Klassiker dürfen da natürlich nicht fehlen. Das „digitale Ehrenamt“ soll schon seit gefühlten Dekaden gestärkt werden. Und Digitalkompetenzen sind richtigerweise total wichtig. Aber immer noch vor allem für die Jungen und die Alten, für die konkrete Programme genannt werden – die Menschen dazwischen müssen sich das mit dem Digitalen leider selber beibringen.

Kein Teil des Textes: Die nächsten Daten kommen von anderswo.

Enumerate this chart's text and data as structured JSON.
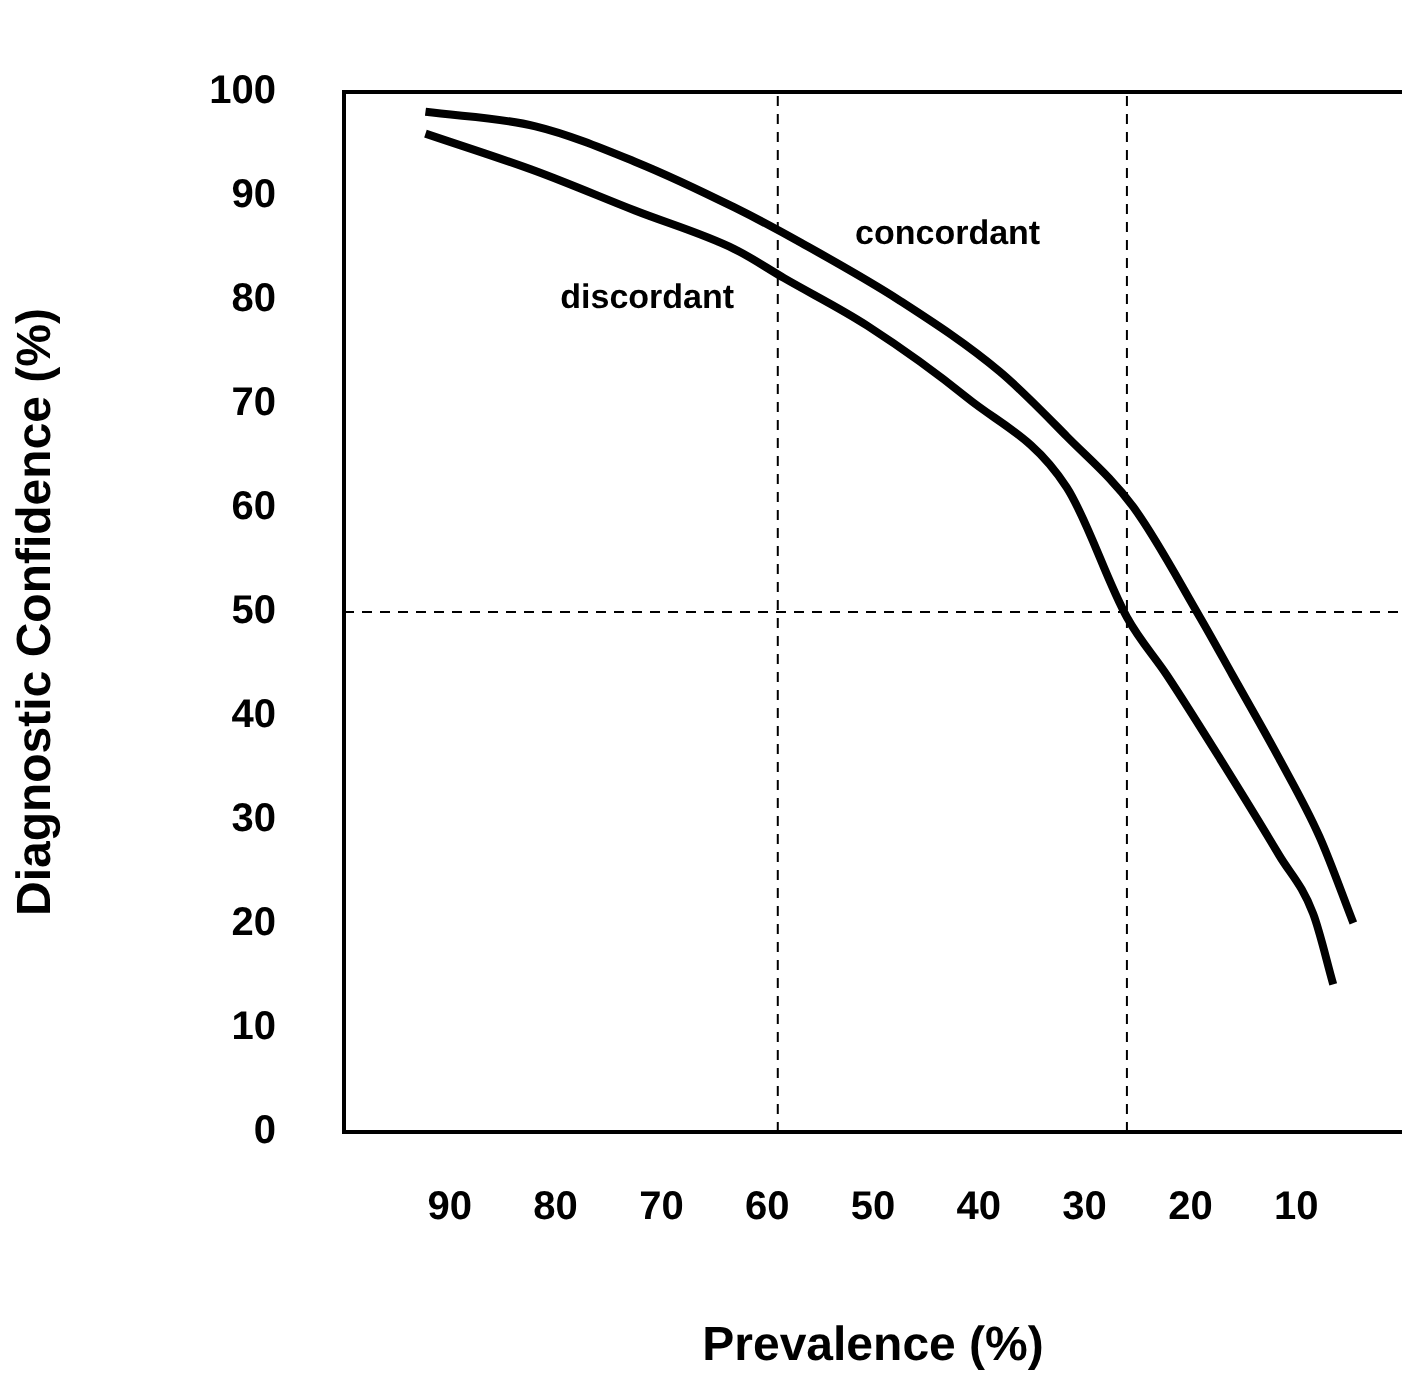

Neuer und positiver klingt der Sound dieser Bundesregierung, dass man endlich mal offene Standards und Open-Source-Software priorisiert einsetzen will. Das muss aber jetzt auch überall – am besten „in der Regel“, wie der Koalitionsvertrag verspricht – umgesetzt werden.

Viele Themen fehlen

Da erkennt man aber auch, was fehlt: Ein ganzheitlicher Blick auf die Herausforderungen der Digitalisierung. Deutlich wird das beim Thema Demokratie. Es ist schön und wichtig, dass ein Rechtsanspruch auf Open-Data kommen soll, aber ohne weitere Maßnahmen wie dem im Koalitionsvertrag versprochenen Bundestransparenzgesetz und der Offenlegung von legislativen Fußabdrücken in Gesetzesprozessen sieht man Teile von Open-Government vor allem unter dem Aspekt der Wirtschafts- und Innovationsförderung.

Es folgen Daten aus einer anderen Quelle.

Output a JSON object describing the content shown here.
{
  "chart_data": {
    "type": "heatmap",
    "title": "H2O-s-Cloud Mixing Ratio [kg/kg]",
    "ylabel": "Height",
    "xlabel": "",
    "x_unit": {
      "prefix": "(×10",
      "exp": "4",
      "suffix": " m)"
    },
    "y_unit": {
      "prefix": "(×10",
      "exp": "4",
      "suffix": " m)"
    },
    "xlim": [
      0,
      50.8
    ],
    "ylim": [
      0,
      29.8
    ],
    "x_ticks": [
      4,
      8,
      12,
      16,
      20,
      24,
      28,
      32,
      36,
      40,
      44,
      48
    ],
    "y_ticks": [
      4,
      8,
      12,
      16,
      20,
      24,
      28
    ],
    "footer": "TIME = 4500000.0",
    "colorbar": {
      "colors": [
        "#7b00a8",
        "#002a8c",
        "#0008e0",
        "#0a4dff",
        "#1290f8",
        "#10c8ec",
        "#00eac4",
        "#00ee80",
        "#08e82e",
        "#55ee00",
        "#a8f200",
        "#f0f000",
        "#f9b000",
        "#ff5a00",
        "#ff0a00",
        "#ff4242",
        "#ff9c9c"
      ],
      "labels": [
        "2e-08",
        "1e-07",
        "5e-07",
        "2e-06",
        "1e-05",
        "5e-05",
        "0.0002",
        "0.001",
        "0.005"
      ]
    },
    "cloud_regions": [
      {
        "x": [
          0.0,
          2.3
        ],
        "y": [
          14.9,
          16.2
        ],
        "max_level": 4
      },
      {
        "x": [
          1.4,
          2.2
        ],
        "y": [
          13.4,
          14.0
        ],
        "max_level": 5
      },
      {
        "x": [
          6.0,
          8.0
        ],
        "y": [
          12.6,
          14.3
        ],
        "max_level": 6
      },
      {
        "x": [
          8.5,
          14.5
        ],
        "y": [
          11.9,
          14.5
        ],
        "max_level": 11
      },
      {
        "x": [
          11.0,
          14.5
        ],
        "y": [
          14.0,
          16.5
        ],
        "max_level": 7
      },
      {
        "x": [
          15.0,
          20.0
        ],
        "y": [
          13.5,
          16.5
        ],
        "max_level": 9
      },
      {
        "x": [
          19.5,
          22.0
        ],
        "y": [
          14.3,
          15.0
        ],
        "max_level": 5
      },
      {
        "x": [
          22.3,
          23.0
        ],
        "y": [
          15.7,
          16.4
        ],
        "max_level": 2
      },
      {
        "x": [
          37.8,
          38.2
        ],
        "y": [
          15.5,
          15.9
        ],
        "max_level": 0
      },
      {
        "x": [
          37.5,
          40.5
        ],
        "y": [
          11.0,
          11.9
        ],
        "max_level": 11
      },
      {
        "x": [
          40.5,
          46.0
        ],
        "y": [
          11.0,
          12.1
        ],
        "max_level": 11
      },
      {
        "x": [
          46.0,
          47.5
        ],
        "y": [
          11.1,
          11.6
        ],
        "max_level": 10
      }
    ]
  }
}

Am Ende des Papieres werden viele Multi-Stakeholder-Prozesse auf internationaler Ebene aufgezählt, die man verstärken will. Aber wie eine stärkere Einbindung der digitalen Zivilgesellschaft auf nationaler Ebene aussehen soll, wo man konkreter vorgehen könnte, verrät das Papier nicht. Diese hätte man auch schon in diesen Prozess der Digitalstrategie einbinden können, dann klänge auch alles weniger nach den üblichen Vorlagen von Wirtschafts-Lobbyverbänden wie Bitkom und BDI.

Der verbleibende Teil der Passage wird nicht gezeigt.